There is one exception to this. A glob like **/*.rb will also include *.rb files in the root directory. This was done so that you would only need one line in order to exclude all files with a given extension. If you had **/*.rb in the only object but wanted to exclude *.rb files in the root directory, you would need to add an entry of *.rb to the exclude object.

The following table shows which files will be matched by a glob for this directory structure.

.
├── LICENSE
├── foo.rb
├── src
│   ├── runit.rb
│   ├── runit_external.rb
│   └── subdir
│       └── again.rb
└── test
    ├── LICENSE
    └── runit_test.rb
Glob Meaning Files matched
src/*.rb All .rb files directly in the root src directory src/runit.rb, src/runit_external.rb
**/src/*.rb All .rb files directly in any directory named src src/runit.rb, src/runit_external.rb
**/*.rb All .rb files foo.rb, src/runit.rb, src/runit_external.rb, src/subdir/again.rb, test/runit_test.rb
**/src/** All files under the src directory src/subdir/again.rb
  • To filter out all files with a given extension, add an entry like **/*.extension to the exclude object. E.g. **/*.ts.

  • To filter out all files with a given name, add an entry like **/filename to the exclude object. E.g **/LICENSE or **/LICENSE.*.

  • To include only files with a given extension, add an entry like **/*.extension to the only object. If you want to include files with multiple extensions, you can add multiple entries to the only object. E.g. **/*.ts.

  • To include all files with a given name, add an entry like **/filename to the only object. E.g **/LICENSE or **/LICENSE.*.

  • To exclude all files in subdirectories of a given directory, add that directory followed by /** to the exclude object. E.g. path/to/exclude/**.

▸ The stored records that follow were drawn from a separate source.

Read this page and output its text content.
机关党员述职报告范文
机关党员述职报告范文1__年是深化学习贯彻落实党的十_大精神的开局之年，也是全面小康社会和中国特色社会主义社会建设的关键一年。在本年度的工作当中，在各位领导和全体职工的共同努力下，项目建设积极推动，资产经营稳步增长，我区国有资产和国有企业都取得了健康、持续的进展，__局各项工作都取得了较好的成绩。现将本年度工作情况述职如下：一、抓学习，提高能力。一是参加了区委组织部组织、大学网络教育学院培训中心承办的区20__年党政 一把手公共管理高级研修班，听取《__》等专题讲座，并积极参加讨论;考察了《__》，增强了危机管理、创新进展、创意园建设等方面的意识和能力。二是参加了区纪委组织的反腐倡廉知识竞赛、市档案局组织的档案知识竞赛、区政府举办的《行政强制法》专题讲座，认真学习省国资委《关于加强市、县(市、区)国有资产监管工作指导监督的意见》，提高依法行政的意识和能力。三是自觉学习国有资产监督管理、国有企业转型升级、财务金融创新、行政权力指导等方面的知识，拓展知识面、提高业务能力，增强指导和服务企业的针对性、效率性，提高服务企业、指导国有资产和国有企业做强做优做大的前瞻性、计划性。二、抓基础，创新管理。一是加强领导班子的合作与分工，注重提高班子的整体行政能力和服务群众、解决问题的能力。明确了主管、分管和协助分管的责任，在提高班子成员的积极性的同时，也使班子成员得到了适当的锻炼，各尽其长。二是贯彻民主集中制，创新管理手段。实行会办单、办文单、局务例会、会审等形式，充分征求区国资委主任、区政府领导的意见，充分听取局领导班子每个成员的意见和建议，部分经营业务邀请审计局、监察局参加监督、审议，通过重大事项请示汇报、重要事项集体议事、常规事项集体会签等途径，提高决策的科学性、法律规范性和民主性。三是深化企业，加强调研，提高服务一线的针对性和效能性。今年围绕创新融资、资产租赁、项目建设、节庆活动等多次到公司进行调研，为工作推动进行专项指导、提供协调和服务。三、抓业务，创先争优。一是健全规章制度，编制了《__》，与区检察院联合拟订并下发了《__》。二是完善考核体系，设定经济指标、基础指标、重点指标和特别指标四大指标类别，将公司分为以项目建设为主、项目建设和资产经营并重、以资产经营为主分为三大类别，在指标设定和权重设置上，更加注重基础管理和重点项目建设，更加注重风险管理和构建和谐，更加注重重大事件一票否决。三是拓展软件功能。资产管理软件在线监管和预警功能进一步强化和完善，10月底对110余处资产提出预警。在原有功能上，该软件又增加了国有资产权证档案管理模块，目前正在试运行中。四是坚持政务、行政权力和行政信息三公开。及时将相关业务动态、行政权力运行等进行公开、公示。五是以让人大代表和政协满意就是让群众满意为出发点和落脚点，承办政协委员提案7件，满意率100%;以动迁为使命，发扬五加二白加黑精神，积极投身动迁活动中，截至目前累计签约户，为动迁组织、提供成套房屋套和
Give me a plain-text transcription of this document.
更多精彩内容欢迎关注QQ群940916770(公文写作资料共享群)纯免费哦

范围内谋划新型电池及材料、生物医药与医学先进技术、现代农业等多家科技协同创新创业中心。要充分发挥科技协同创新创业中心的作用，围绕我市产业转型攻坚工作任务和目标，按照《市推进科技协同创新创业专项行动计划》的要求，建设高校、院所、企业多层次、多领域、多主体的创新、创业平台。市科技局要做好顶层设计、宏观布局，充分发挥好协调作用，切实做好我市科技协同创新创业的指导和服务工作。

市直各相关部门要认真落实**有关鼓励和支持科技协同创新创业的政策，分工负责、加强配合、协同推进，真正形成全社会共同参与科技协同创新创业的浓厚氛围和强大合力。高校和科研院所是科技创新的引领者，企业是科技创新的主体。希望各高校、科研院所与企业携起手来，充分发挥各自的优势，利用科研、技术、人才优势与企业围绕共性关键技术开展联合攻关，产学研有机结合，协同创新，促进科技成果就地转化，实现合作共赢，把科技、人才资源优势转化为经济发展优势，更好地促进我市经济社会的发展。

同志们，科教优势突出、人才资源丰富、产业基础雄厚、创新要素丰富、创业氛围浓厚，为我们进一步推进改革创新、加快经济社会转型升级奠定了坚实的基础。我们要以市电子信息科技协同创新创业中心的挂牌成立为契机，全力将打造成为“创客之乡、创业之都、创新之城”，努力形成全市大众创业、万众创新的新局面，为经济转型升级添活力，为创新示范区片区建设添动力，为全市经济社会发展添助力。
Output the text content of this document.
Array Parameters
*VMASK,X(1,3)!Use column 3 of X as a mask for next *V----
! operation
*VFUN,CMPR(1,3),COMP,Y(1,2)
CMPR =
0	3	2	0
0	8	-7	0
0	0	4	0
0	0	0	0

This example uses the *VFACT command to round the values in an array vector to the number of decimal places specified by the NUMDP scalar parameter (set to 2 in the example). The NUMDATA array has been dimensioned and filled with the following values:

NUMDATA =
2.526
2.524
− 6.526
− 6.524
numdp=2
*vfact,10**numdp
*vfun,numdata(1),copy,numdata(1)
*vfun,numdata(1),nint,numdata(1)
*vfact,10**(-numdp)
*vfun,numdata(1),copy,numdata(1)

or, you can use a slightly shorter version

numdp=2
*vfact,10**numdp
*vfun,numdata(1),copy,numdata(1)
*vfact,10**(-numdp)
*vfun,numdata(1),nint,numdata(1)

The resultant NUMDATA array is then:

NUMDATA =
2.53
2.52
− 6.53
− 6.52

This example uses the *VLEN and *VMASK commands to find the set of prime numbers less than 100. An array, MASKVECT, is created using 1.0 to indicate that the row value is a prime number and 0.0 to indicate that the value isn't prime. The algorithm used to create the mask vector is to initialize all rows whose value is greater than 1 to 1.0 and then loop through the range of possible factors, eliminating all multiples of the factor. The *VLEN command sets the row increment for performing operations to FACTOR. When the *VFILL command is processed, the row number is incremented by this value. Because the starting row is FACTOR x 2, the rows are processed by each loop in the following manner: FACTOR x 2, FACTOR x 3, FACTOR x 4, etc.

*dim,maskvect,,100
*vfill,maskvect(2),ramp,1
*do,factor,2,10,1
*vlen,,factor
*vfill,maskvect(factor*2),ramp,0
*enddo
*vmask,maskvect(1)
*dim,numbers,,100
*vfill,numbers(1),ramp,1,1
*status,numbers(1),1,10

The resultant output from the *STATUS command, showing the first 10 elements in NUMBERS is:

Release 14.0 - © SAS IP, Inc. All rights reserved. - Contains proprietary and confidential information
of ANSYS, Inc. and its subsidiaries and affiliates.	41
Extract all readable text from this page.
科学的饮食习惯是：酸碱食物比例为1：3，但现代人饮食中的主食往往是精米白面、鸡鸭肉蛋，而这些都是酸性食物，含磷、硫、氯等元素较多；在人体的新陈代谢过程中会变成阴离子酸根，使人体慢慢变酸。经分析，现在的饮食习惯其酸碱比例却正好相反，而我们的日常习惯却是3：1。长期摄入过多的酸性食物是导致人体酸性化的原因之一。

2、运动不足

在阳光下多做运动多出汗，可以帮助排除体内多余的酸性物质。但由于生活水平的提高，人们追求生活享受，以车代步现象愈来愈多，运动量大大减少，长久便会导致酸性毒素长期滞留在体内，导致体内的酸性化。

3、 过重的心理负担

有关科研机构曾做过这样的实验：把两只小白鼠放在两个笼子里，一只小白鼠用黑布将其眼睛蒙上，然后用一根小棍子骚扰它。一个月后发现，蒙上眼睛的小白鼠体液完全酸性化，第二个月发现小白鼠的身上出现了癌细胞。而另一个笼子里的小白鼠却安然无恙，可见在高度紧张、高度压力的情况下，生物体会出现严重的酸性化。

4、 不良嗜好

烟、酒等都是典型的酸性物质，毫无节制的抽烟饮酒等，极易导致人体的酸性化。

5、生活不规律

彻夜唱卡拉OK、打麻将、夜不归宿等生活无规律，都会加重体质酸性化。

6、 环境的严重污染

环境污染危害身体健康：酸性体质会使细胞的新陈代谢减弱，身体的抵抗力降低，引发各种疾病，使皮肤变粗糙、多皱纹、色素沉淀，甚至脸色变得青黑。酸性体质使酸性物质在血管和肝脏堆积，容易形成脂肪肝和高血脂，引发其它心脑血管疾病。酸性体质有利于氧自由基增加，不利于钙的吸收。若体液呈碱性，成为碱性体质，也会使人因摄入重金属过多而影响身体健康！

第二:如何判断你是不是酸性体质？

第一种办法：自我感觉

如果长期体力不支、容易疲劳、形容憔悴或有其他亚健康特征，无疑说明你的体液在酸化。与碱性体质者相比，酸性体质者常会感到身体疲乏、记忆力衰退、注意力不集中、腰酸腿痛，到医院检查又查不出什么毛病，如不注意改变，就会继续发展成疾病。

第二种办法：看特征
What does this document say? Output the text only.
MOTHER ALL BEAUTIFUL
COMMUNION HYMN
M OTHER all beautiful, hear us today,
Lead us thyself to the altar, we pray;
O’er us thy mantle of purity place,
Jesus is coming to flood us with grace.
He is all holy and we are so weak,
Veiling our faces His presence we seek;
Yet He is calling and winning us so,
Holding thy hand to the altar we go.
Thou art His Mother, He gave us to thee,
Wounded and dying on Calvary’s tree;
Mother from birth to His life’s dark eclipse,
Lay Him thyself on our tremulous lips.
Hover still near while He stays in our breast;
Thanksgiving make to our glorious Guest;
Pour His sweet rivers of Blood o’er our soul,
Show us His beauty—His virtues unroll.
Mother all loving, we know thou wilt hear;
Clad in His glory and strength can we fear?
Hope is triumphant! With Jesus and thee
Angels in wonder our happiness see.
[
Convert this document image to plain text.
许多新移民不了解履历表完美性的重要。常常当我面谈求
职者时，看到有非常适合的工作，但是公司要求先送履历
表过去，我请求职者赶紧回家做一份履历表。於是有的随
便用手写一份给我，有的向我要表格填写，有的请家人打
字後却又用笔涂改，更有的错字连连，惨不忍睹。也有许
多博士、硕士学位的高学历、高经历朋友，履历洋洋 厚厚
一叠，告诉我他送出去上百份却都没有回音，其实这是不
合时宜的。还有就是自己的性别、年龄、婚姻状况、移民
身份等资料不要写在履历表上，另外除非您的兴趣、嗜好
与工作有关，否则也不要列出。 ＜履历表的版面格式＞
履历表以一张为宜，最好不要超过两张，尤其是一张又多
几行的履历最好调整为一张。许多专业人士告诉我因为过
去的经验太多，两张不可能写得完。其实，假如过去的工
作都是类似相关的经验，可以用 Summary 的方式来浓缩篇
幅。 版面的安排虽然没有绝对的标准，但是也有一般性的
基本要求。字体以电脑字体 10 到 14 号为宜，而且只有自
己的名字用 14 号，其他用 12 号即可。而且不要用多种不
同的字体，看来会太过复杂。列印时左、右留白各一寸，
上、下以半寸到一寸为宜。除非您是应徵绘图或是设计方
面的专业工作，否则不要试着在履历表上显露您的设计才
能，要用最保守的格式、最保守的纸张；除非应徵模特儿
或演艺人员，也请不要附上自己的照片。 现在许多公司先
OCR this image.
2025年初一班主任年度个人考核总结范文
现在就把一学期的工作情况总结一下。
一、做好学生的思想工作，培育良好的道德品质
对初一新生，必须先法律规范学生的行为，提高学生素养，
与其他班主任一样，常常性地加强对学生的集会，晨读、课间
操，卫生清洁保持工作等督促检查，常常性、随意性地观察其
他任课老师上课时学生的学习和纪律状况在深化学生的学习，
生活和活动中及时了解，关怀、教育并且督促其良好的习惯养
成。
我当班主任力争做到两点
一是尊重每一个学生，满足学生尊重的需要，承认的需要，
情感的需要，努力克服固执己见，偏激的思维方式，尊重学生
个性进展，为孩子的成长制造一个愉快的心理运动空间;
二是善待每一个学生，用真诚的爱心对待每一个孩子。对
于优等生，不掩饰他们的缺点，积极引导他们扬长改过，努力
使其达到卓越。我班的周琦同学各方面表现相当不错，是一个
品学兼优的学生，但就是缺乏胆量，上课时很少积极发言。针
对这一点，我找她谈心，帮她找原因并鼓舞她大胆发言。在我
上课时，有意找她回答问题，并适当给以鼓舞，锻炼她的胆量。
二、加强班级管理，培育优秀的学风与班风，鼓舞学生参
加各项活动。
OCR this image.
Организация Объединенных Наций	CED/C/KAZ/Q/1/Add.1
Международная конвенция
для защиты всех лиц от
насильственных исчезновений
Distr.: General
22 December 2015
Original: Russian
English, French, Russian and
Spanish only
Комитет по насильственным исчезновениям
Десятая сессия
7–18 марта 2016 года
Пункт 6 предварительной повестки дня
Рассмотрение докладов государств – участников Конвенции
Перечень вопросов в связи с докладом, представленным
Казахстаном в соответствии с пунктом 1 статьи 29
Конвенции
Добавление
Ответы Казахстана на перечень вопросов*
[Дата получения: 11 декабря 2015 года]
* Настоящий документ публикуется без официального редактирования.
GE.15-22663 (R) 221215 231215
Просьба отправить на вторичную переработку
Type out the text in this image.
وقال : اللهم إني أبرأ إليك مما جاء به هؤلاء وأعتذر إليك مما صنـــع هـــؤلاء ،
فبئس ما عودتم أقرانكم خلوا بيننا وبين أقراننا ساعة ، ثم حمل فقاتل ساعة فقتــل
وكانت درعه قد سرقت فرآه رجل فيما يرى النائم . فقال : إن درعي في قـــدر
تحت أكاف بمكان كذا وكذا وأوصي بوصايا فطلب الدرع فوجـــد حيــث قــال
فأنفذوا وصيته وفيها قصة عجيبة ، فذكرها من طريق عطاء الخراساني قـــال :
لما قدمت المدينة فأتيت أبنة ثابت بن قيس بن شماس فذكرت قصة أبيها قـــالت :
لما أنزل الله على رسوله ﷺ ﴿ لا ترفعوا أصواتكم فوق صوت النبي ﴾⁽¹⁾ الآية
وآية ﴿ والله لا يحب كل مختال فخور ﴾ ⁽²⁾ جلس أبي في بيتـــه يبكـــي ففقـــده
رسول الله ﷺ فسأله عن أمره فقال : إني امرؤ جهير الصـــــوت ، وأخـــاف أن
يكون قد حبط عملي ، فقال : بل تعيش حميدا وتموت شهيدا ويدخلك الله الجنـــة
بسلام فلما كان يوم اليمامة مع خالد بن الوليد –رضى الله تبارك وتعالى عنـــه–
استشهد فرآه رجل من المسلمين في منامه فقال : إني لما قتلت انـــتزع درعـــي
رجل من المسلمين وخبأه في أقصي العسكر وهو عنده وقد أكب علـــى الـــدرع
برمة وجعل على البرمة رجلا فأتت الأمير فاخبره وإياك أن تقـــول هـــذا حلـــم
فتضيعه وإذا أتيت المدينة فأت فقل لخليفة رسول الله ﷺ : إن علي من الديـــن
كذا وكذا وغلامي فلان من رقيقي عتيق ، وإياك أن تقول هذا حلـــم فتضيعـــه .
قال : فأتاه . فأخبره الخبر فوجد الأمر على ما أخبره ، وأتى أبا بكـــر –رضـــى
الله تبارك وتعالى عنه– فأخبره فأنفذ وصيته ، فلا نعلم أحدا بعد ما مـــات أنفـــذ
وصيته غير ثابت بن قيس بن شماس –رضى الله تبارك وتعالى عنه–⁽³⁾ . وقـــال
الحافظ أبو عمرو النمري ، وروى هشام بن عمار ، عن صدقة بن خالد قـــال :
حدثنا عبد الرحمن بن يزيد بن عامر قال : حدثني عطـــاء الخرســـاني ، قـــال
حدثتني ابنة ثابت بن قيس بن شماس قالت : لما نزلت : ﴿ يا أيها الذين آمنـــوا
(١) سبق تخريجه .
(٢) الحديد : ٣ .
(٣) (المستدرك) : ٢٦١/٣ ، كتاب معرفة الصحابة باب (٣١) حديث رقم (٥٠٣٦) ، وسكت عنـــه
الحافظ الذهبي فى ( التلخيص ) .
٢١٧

  • If you also want to exclude files directly in that directory, add a second entry with the directory followed by /*. E.g. path/to/exclude/*.

  • To scan only files in a subdirectory of a given directory, add that directory followed by /** to the exclude object. E.g. path/to/scan/**.

  • If you also want to scan all files directly in that directory, add a second entry with the directory followed by /*. E.g. path/to/scan/*.

Path filtering and Windows

You must always use / as a path separator in your path filters. The CLI will convert these to \ when you run in a Windows environment.

Debugging your path filters

If you want to see what files we are scanning with your current .fossa.yml file, you can use the fossa license-scan fossa-deps command:

fossa license-scan fossa-deps

That will output the results of the license-scan. If you have jq installed, you can filter the output to just show the paths that were scanned:

fossa license-scan fossa-deps | jq '.uploadUnits[].LicenseUnits[].Files'

This will include all of the files scanned, even those with no licenses found in them.